Bila operasi dilakukan sebelum usia 8 minggu angka bebas ikterus dapat mencapai 80%. Bila
dioperasi setelah usia 12 minggu angka bebas ikterus menurun menjadi sekitar 20% karena
umumnya sudah terjadi sirosis bilier yang irreversible.

Ikterus yang melanjut lebih dari 14 hari atau ikterus yang disertai perubahan urin yang
menjadi lebih tua atau feses yang berwarna pucat atau dempul perlu pemeriksaan lebih lanjut dan
perlu disingkirkan kemungkinan kolestasis (hiperbilirubinemia terkonjugasi). Bila kolestasis,
perlu evaluasi lebih lanjut untuk mendeteksi atresia bilier sedini mungkin serta untuk mengetahui
etiologi lainnya.

Diagnosis ditegakkan berdasarkan gejala klinis berupa ikterus, warna urin yang kuning
gelap seperti teh , serta warna tinja yang pucat seperti dempul, dengan atau tanpa hepatomegali.
Pada pemeriksaan laboratorium didapatkan peningkatan kadar bilirubin direk serum, bilirubin
urin (+), serta sterkobilin feses (-). Gambaran klinis dan laboratoris dapat secara kasar membantu
membedakannya, namun secara pasti dapat diketahui dengan pemeriksaan kolangiografi
intaoperatif. Perlu pemeriksaan lebih lanjut untuk menegakkan diagnosis etiologis.

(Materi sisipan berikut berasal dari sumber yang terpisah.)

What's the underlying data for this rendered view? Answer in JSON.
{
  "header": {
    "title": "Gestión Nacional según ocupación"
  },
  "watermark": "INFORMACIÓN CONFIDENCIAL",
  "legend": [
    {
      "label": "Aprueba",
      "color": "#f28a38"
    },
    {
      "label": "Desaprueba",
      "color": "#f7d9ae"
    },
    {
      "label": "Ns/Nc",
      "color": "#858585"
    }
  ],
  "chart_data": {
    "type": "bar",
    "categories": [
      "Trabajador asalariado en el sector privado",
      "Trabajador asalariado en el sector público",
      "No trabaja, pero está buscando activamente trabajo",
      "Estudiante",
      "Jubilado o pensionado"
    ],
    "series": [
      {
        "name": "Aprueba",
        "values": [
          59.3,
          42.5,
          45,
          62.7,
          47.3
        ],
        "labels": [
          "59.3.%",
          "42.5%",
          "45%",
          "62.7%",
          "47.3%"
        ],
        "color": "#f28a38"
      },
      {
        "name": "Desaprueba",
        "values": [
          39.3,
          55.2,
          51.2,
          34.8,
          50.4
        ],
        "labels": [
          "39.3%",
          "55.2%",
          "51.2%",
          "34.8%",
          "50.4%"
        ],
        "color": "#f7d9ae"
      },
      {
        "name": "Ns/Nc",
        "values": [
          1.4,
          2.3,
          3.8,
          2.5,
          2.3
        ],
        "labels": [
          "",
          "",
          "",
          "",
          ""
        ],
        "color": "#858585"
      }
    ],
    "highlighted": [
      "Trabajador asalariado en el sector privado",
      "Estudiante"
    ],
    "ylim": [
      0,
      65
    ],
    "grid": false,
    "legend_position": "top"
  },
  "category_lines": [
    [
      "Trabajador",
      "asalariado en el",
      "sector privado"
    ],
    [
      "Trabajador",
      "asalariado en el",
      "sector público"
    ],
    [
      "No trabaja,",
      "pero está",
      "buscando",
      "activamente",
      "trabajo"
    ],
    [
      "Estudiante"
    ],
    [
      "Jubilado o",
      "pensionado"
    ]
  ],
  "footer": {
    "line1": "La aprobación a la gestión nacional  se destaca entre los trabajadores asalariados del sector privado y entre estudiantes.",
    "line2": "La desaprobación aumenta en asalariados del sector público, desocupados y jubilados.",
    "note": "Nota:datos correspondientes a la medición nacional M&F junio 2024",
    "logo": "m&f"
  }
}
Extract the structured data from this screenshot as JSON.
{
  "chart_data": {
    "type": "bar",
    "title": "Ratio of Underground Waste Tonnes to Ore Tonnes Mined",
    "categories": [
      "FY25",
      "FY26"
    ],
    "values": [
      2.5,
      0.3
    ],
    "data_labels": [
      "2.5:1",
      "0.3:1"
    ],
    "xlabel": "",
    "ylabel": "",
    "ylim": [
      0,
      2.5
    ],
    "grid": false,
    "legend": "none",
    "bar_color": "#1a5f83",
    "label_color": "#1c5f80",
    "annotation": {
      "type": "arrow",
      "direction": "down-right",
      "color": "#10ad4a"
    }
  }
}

Pengobatan kolestasis meliputi pengobatan suportif, medikamentosa, dan bedah. Terapi


bedah berupa portoenterostomi biasanya dilakukan pada kolestasis ekstrahepatal, misalnya
atresia bilier. Sedangkan terapi medikamentosa umumnya untuk kolestasis intrahepatik yang
dapat diketahui penyebabnya. Selain pemantauan keberhasilan terapi, penting juga untuk
memantau tumbuh kembang anak.
Prognosis tergantung deteksi dini dan penyebabnya, semakin dini ditemukan dan
dilakukan tatalaksana maka prognosisnya jauh lebih baik. Untuk kasus kolestasis secara umum
yang tidak menunjukkan perbaikan pada usia 1 bulan atau bayi telah berusia 1 bulan saat
pertama kali datang perlu dirujuk ke konsultan gastrohepatologi.